Atomistic insights into the chemical stability and ionic transport at Li-metal/Li-Argyrodite interfaces

All solid-state batteries (ASSBs) based on solid-state electrolytes (SSEs) are a novel Li-ion battery technology with the potential of enhanced safety, longer lifetimes, and increased energy density when coupled with the Li-metal anode. Li-Argyrodite (Li6PS5Cl) is a promising SSE with high ionic conductivity, produced using cheap and sustainable precursors, and therefore of interest to both academia and industry. Like many other sulfide-based SSEs, it is however unstable against Li-metal. Using ab-initio and machine-learning methods, we simulate three representative Li-metal/Li-Argyrodite interface models to investigate whether the exact surface termination affects the chemical stability and ion transport capability. We present a systematic approach to create low-energy interfaces by screening 28 low Miller-index surface terminations of Li-argyrodite and coupling them with Li-metal. Custom-made machine-learned interatomic potentials trained on ab-initio data enable the simulation of large interface models with over 2000 atoms for 5 ns.

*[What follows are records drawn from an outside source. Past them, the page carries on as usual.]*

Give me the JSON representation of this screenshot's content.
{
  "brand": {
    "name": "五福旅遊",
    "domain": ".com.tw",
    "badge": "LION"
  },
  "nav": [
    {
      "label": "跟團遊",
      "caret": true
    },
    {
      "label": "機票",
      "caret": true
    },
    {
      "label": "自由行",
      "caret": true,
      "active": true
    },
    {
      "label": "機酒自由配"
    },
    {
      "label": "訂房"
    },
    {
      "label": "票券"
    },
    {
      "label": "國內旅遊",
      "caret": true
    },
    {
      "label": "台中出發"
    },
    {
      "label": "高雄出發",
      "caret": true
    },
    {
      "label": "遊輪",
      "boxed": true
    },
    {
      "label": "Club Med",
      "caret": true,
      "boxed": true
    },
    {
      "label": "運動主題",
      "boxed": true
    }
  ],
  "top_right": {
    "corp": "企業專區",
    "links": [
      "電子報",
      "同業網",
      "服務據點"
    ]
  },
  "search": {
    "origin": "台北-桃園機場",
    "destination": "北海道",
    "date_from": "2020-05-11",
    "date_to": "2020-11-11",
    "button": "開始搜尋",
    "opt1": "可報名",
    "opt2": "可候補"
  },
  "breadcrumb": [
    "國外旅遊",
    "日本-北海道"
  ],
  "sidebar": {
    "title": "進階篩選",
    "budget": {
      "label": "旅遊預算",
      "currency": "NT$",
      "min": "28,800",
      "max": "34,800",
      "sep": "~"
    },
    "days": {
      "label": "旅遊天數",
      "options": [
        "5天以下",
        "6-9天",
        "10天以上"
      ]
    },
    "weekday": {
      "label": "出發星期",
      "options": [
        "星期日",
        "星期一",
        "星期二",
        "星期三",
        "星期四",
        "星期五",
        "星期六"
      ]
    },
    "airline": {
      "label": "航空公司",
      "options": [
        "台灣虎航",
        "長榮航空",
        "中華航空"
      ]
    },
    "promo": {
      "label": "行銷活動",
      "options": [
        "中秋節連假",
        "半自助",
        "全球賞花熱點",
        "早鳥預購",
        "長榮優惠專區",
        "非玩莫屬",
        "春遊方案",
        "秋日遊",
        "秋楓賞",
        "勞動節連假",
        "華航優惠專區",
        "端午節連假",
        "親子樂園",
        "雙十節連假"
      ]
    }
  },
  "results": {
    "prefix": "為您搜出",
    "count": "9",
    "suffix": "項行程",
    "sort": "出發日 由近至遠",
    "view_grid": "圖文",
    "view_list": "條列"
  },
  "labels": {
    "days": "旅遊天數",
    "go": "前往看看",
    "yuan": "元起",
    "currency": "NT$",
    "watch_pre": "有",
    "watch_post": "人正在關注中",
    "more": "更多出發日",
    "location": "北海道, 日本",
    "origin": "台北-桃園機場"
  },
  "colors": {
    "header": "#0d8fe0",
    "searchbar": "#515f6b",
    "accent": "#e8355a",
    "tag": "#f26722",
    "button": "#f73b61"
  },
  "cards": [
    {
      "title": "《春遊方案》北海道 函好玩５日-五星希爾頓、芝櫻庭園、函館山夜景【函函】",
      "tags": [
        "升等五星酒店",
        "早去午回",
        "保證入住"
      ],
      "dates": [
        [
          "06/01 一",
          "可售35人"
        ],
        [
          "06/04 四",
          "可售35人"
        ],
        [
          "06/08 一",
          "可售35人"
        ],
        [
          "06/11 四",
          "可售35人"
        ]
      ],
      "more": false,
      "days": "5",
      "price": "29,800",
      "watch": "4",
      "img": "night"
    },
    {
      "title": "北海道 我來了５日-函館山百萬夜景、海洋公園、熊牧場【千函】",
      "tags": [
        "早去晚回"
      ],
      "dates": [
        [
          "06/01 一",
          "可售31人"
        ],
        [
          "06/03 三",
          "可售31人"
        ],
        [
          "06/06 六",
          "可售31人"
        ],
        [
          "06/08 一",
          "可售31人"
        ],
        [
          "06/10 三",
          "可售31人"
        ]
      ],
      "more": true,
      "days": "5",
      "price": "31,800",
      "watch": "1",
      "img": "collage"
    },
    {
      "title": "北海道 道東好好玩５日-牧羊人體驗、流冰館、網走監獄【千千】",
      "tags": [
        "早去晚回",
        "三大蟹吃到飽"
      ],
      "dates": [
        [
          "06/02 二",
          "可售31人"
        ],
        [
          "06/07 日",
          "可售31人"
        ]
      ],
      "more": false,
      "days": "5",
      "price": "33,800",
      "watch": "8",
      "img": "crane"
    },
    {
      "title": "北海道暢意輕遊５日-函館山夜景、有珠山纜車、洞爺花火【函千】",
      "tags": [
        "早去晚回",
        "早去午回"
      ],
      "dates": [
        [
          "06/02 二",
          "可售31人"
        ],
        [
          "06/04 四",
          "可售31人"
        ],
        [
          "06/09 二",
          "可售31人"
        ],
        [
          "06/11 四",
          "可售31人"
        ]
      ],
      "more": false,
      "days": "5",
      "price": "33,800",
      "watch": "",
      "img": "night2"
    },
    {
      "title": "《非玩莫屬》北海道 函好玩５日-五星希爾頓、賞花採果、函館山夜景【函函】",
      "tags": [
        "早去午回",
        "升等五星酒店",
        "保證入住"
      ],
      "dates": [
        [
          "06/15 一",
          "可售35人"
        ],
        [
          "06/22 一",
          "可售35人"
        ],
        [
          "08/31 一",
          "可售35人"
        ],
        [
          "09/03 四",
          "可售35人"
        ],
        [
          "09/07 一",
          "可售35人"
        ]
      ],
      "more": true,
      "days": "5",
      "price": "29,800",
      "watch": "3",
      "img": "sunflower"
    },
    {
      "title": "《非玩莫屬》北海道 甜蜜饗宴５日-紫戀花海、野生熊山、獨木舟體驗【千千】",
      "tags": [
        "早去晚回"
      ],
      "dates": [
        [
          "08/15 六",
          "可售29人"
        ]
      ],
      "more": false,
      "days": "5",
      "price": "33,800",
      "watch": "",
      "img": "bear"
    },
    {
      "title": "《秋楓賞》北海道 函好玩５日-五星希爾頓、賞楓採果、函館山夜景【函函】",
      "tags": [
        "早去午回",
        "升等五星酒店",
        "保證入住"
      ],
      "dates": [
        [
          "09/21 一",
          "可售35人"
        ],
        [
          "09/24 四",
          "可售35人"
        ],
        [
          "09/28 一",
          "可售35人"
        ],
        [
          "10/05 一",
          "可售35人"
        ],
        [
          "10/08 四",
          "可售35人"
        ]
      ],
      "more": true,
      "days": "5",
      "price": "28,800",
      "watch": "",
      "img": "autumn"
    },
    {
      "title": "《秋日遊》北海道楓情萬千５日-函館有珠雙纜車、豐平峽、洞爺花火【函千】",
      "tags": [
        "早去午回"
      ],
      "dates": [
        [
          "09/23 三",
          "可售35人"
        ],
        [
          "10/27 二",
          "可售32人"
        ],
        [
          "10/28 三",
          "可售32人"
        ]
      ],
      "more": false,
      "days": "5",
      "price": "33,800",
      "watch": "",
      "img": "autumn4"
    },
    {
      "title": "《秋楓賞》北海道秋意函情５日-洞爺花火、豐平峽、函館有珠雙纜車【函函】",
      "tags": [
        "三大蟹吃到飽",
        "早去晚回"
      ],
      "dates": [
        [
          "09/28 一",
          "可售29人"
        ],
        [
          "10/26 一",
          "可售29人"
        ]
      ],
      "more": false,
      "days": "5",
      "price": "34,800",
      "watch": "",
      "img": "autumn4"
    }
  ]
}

We find that all three interfaces decompose into an amorphous solid-electrolyte interphase (SEI) layer, consisting of Li3P, Li2S and LiCl, which then crystallizes into an antifluorite phase Li2S{1-x-y}P{x}Cl{y}; {x,y = 0.14-0.15}. A two orders of magnitude decrease in Li-ion flux shows that the crystalline SEI layer is a sluggish ion conductor, similar to Li2S. While all three interfaces form the same crystalline SEI layer, the exact rates of the decomposition and crystallisation depend on the actual surface composition. These atomic-level insights could potentially be used to control the SEI formation in sulphide-based SSEs and others.